Singapore Scraps Taxes on Gold & Silver

With stock markets, bonds, and other sectors being seen as carrying high-risk, commodity-based trading is becoming more and more attractive for many investors. Since the onset of the 2008 Financial Crisis Gold has risen from under 850 dollars per troy ounce in January of 2008 to over USD 1700 as of October 1 2012. Silver has seen similar gains, rising from about USD 10 in January of 2008 to about USD 35 in as of October 1 2012.

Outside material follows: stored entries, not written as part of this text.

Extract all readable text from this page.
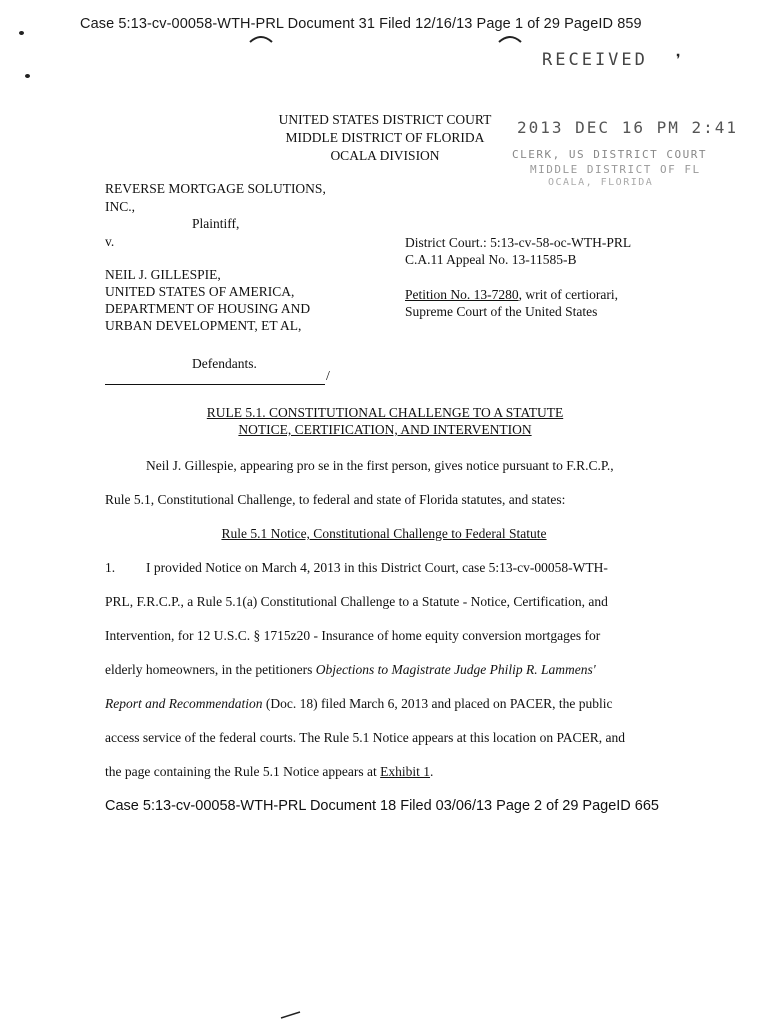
Case 5:13-cv-00058-WTH-PRL Document 31 Filed 12/16/13 Page 1 of 29 PageID 859
RECEIVED ❜
2013 DEC 16 PM 2:41
CLERK, US DISTRICT COURT
MIDDLE DISTRICT OF FL
OCALA, FLORIDA
UNITED STATES DISTRICT COURT
MIDDLE DISTRICT OF FLORIDA
OCALA DIVISION
REVERSE MORTGAGE SOLUTIONS,
INC.,
Plaintiff,
v.
NEIL J. GILLESPIE,
UNITED STATES OF AMERICA,
DEPARTMENT OF HOUSING AND
URBAN DEVELOPMENT, ET AL,
Defendants.
/
District Court.: 5:13-cv-58-oc-WTH-PRL
C.A.11 Appeal No. 13-11585-B
Petition No. 13-7280, writ of certiorari,
Supreme Court of the United States
RULE 5.1. CONSTITUTIONAL CHALLENGE TO A STATUTE
NOTICE, CERTIFICATION, AND INTERVENTION
Neil J. Gillespie, appearing pro se in the first person, gives notice pursuant to F.R.C.P.,
Rule 5.1, Constitutional Challenge, to federal and state of Florida statutes, and states:
Rule 5.1 Notice, Constitutional Challenge to Federal Statute
1. I provided Notice on March 4, 2013 in this District Court, case 5:13-cv-00058-WTH-
PRL, F.R.C.P., a Rule 5.1(a) Constitutional Challenge to a Statute - Notice, Certification, and
Intervention, for 12 U.S.C. § 1715z20 - Insurance of home equity conversion mortgages for
elderly homeowners, in the petitioners Objections to Magistrate Judge Philip R. Lammens'
Report and Recommendation (Doc. 18) filed March 6, 2013 and placed on PACER, the public
access service of the federal courts. The Rule 5.1 Notice appears at this location on PACER, and
the page containing the Rule 5.1 Notice appears at Exhibit 1.
Case 5:13-cv-00058-WTH-PRL Document 18 Filed 03/06/13 Page 2 of 29 PageID 665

With governments around the world practicing quantitative easing and numerous other governments on shaky financial grounds investors are flocking towards commodities to hedge against devaluating currencies. By the looks of it, Singapore is looking to cash in on this growing investment trend. With the gold and silver tax repealed investors can now enjoy a strong Sg dollar, easing trading laws, and strong public finances in a booming region.

Singapore now accounts for about 2% of global gold demand but with these moves the Singaporean government hopes to increase that share to 10 to 15%. Singapore has a strong stock market and large Financial Services sector and is now working to expand its share of trade in other investment markets.

Singapore is generally seen as a safe haven for storing wealth. With a stable government, low crime and poverty rates, a world-class infrastructure, and an affluent population, Singapore does not carry the same level of stability risks as its emerging-market neighbors. Unlike similarly affluent Hong Kong, there is no split government and no worry of an authoritarian power, like China’s Communist Party, radically changing policies on a whim.

Singapore also has a reputation for asking few questions. This has been earning Singapore a negative reputation as a money laundering hub and the tiny island nation has found itself in rows with neighboring countries, such as Indonesia, who are accusing it of enabling money laundering throughout the region.

With Singapore so reliant on neighbors for trade, it must carefully balance its ambitions as a growing global financial hub with the needs of its neighbors. So far the Singaporean government has been uncooperative with most international governments but concerted efforts by neighbors or pressure from the larger international community could eventually for the island-state to be more cooperative.

While Singapore will need to be careful that it does not earn the ire of nations around the world for laundering money, the island-state is well-positioned as one of Asia’s leading financial services countries. The city-state also enjoys low personal and business income taxes and has no capital gains

tax. Add in a well-educated workforce and internationally recognized universities and Singapore has the key-ingredients needed to help it become Asia’s leading financial hub.